Stronger Links in Framework Supply Chains

Single Sourced Framework Agreements help Highways Authorities balance increasing highway capacity demands with reducing capital and operational budgets.

Finding the right framework partner will unlock significant added value and performance benefits through a long-term partnership. But don’t forget, the performance of the framework supplier relies on a supply chain and subcontractors.

Relationships and performance management with this wider supply network will directly impact the value delivered through the framework. They determine whether there is a strong and collaborative framework supply chain – one that strengthens the framework team – or a potential weak link.

A strong framework team will draw knowledge and innovation from all partners to identify more efficient ways to maximise highway capacity and reduce disruption.

Any potential framework partner should be able to evidence long-term collaborative relationships with trusted suppliers. New suppliers should be subject to rigorous selection.

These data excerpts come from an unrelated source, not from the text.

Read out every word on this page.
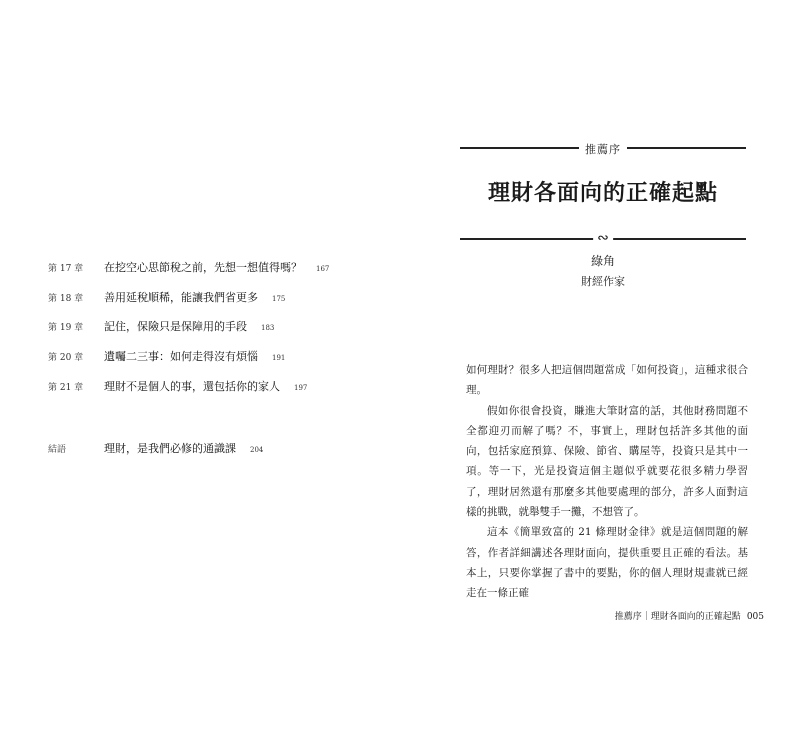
第 17 章	在挖空心思節稅之前，先想一想值得嗎？ 167
第 18 章	善用延稅順稀，能讓我們省更多 175
第 19 章	記住，保險只是保障用的手段 183
第 20 章	遺囑二三事：如何走得沒有煩惱 191
第 21 章	理財不是個人的事，還包括你的家人 197
結語	理財，是我們必修的通識課 204
推薦序
理財各面向的正確起點
∾
綠角
財經作家

如何理財？很多人把這個問題當成「如何投資」，這種求很合理。

假如你很會投資，賺進大筆財富的話，其他財務問題不全都迎刃而解了嗎？不，事實上，理財包括許多其他的面向，包括家庭預算、保險、節省、購屋等，投資只是其中一項。等一下，光是投資這個主題似乎就要花很多精力學習了，理財居然還有那麼多其他要處理的部分，許多人面對這樣的挑戰，就舉雙手一攤，不想管了。

這本《簡單致富的 21 條理財金律》就是這個問題的解答，作者詳細講述各理財面向，提供重要且正確的看法。基本上，只要你掌握了書中的要點，你的個人理財規畫就已經走在一條正確

推薦序｜理財各面向的正確起點 005
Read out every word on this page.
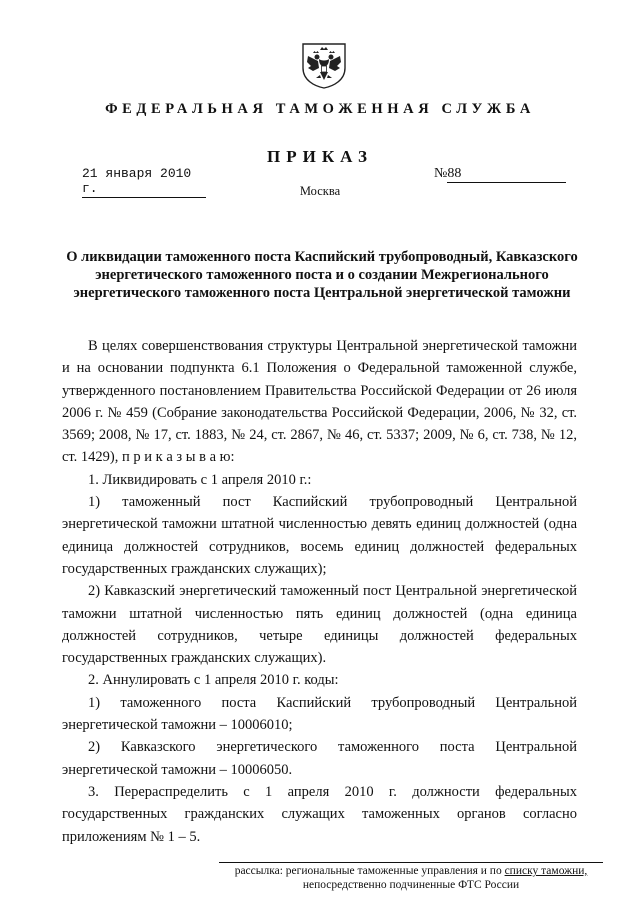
ФЕДЕРАЛЬНАЯ ТАМОЖЕННАЯ СЛУЖБА
ПРИКАЗ
21 января 2010 г.
№88
Москва
О ликвидации таможенного поста Каспийский трубопроводный, Кавказского энергетического таможенного поста и о создании Межрегионального энергетического таможенного поста Центральной энергетической таможни

В целях совершенствования структуры Центральной энергетической таможни и на основании подпункта 6.1 Положения о Федеральной таможенной службе, утвержденного постановлением Правительства Российской Федерации от 26 июля 2006 г. № 459 (Собрание законодательства Российской Федерации, 2006, № 32, ст. 3569; 2008, № 17, ст. 1883, № 24, ст. 2867, № 46, ст. 5337; 2009, № 6, ст. 738, № 12, ст. 1429), п р и к а з ы в а ю:

1. Ликвидировать с 1 апреля 2010 г.:

1) таможенный пост Каспийский трубопроводный Центральной энергетической таможни штатной численностью девять единиц должностей (одна единица должностей сотрудников, восемь единиц должностей федеральных государственных гражданских служащих);

2) Кавказский энергетический таможенный пост Центральной энергетической таможни штатной численностью пять единиц должностей (одна единица должностей сотрудников, четыре единицы должностей федеральных государственных гражданских служащих).

2. Аннулировать с 1 апреля 2010 г. коды:

1) таможенного поста Каспийский трубопроводный Центральной энергетической таможни – 10006010;

2) Кавказского энергетического таможенного поста Центральной энергетической таможни – 10006050.

3. Перераспределить с 1 апреля 2010 г. должности федеральных государственных гражданских служащих таможенных органов согласно приложениям № 1 – 5.

рассылка: региональные таможенные управления и по списку таможни,
непосредственно подчиненные ФТС России
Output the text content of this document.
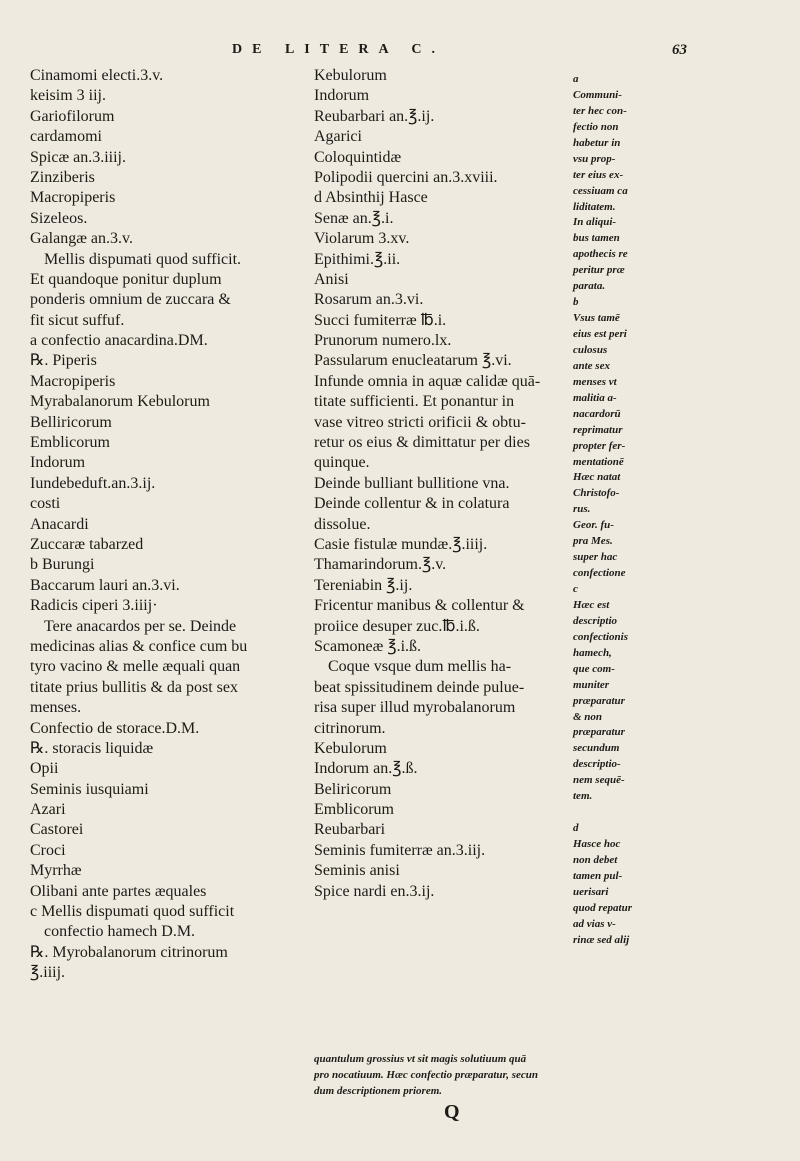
DE LITERA C.	63
Cinamomi electi.3.v.
keisim 3 iij.
Gariofilorum
cardamomi
Spicæ an.3.iiij.
Zinziberis
Macropiperis
Sizeleos.
Galangæ an.3.v.
Mellis dispumati quod sufficit.
Et quandoque ponitur duplum
ponderis omnium de zuccara &
fit sicut suffuf.
a confectio anacardina.DM.
℞. Piperis
Macropiperis
Myrabalanorum Kebulorum
Belliricorum
Emblicorum
Indorum
Iundebeduft.an.3.ij.
costi
Anacardi
Zuccaræ tabarzed
b Burungi
Baccarum lauri an.3.vi.
Radicis ciperi 3.iiij·
Tere anacardos per se. Deinde
medicinas alias & confice cum bu
tyro vacino & melle æquali quan
titate prius bullitis & da post sex
menses.
Confectio de storace.D.M.
℞. storacis liquidæ
Opii
Seminis iusquiami
Azari
Castorei
Croci
Myrrhæ
Olibani ante partes æquales
c Mellis dispumati quod sufficit
confectio hamech D.M.
℞. Myrobalanorum citrinorum
℥.iiij.
Kebulorum
Indorum
Reubarbari an.℥.ij.
Agarici
Coloquintidæ
Polipodii quercini an.3.xviii.
d Absinthij Hasce
Senæ an.℥.i.
Violarum 3.xv.
Epithimi.℥.ii.
Anisi
Rosarum an.3.vi.
Succi fumiterræ ℔.i.
Prunorum numero.lx.
Passularum enucleatarum ℥.vi.
Infunde omnia in aquæ calidæ quā-
titate sufficienti. Et ponantur in
vase vitreo stricti orificii & obtu-
retur os eius & dimittatur per dies
quinque.
Deinde bulliant bullitione vna.
Deinde collentur & in colatura
dissolue.
Casie fistulæ mundæ.℥.iiij.
Thamarindorum.℥.v.
Tereniabin ℥.ij.
Fricentur manibus & collentur &
proiice desuper zuc.℔.i.ß.
Scamoneæ ℥.i.ß.
Coque vsque dum mellis ha-
beat spissitudinem deinde pulue-
risa super illud myrobalanorum
citrinorum.
Kebulorum
Indorum an.℥.ß.
Beliricorum
Emblicorum
Reubarbari
Seminis fumiterræ an.3.iij.
Seminis anisi
Spice nardi en.3.ij.
a
Communi-
ter hec con-
fectio non
habetur in
vsu prop-
ter eius ex-
cessiuam ca
liditatem.
In aliqui-
bus tamen
apothecis re
peritur præ
parata.
b
Vsus tamē
eius est peri
culosus
ante sex
menses vt
malitia a-
nacardorū
reprimatur
propter fer-
mentationē
Hæc natat
Christofo-
rus.
Geor. fu-
pra Mes.
super hac
confectione
c
Hæc est
descriptio
confectionis
hamech,
que com-
muniter
præparatur
& non
præparatur
secundum
descriptio-
nem sequē-
tem.
d
Hasce hoc
non debet
tamen pul-
uerisari
quod repatur
ad vias v-
rinæ sed alij
quantulum grossius vt sit magis solutiuum quā
pro nocatiuum. Hæc confectio præparatur, secun
dum descriptionem priorem.
Q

A balanced scorecard approach is an effective way to select and monitor suppliers that will add value to the framework. Collaboration, trust, honesty and integrity are as important as good technical delivery.
Supplier protocols should clearly set out expectations for suppliers and commitments from the main contractor to the supply chain.

Performance Monitoring
Supervision of suppliers should be indistinguishable from the framework contractor’s own workforce.
Formal scoring should be applied by the site management team on each project, with each score combined to provide a picture of the overall performance of the supplier. Suppliers should also score the main contractor so they can improve management and communication.
360-degree scoring is an effective way to assess performance against a range of performance indicators. The scores achieved should affect the ability to bid or deliver work in future so there is a continuous incentive for each supplier to drive up performance.
A Fair Culture Assessment (FCA) process is an effective way to learn from issues and non-conformity by identifying root causes and remedies. Performance issues often have multiple causes and the FCA evaluates the relative importance of those causes.

Working Together
Integrated working is essential, recognising the skills and expertise suppliers bring.
And openness about forward workload enables the supply chain to invest in the framework with confidence.

When we talk about our people at Osborne we mean our employees and our highly valued suppliers. By working openly and collaboratively we can create a strong and continuous value chain with no weak links. Through this we can improve productivity and balance increasing highway capacity demands with ever reducing capital and operational budgets.